Which is where pressing the button comes in.

It’s the start button on a Hypersteriliser – a machine that destroys germs in enclosed workplaces by oxidising them with ionised hydrogen peroxide.

When staff go home, it mists up the entire place, reaching all surfaces and air spaces – even remote corners. Oxygen atoms clamp on to germs and rip them apart. In 40 minutes the whole place is sterile – to a Log 6 Sterility Assurance Level – 99.9999% elimination.

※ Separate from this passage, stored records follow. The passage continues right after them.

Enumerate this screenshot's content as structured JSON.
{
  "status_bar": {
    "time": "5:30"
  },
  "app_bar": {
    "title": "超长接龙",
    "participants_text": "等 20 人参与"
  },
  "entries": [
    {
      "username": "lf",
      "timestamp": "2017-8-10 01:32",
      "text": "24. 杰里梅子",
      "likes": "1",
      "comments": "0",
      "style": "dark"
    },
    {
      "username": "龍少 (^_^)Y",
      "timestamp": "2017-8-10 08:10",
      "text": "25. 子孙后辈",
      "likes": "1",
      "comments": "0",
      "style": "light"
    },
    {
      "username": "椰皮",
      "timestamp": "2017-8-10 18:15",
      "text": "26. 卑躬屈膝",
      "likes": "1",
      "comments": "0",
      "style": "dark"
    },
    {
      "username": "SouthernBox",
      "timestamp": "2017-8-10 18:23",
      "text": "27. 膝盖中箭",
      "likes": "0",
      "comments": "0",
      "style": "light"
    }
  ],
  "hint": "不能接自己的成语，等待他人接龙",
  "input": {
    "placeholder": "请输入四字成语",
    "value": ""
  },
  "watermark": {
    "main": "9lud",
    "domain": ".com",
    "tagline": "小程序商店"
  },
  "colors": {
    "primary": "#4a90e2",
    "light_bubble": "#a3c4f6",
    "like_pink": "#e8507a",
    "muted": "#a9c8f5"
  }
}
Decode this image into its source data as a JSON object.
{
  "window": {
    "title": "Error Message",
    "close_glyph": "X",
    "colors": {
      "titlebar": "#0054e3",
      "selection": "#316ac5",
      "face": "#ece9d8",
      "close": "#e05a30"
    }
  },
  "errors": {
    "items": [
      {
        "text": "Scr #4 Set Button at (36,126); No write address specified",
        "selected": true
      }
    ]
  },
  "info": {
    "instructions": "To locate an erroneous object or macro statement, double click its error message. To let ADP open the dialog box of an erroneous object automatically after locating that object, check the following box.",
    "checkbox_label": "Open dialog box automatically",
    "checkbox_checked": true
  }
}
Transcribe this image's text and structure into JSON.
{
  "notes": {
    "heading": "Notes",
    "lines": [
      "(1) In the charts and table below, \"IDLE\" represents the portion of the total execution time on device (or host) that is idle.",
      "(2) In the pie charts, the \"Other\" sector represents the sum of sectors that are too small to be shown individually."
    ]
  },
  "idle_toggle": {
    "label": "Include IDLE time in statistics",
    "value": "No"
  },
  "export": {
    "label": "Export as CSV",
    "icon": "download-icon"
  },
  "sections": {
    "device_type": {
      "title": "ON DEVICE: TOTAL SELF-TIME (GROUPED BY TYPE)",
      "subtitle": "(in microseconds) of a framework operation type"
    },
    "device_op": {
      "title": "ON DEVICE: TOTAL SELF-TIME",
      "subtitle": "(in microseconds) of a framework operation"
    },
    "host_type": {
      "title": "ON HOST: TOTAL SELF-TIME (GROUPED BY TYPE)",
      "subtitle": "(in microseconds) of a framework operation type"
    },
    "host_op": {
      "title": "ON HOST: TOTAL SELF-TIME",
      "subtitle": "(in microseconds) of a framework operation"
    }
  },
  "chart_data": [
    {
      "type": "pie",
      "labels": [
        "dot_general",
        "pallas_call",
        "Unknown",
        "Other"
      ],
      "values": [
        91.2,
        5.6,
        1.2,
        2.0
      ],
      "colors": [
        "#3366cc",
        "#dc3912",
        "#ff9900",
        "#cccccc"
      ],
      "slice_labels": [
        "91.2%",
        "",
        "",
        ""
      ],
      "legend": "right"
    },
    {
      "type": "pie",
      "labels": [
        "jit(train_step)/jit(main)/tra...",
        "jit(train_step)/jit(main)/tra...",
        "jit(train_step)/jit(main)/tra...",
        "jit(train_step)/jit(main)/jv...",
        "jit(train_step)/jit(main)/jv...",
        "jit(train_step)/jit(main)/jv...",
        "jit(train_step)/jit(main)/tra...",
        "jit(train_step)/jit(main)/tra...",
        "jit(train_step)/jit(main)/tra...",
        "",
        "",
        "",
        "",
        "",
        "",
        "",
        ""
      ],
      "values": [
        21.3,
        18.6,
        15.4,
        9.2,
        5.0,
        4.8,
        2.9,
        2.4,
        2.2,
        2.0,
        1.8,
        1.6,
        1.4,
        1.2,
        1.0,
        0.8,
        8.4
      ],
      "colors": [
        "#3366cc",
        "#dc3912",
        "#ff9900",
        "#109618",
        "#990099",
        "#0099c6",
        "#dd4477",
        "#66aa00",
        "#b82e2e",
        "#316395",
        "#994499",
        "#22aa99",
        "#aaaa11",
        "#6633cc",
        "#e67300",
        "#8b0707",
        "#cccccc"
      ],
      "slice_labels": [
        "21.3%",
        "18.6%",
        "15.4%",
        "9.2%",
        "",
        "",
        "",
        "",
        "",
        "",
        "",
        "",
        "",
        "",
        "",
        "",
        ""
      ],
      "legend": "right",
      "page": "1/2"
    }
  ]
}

No viruses, no bacteria, no germs to make anyone sick. Everyone stays at 100% performance. And you’ve just saved yourself a massive chunk of £6,264 – or £93,960 if there’s 15 of you together in the office.

Not had a wellness rebate yet? Get on to your cleaning company and make waves. Or get a Hypersteriliser of your own.

At the rate you’re saving, it’ll pay for itself within weeks. Your staff will be bouncing around, full of the joys of spring. And you’ll be laughing all the way to the bank.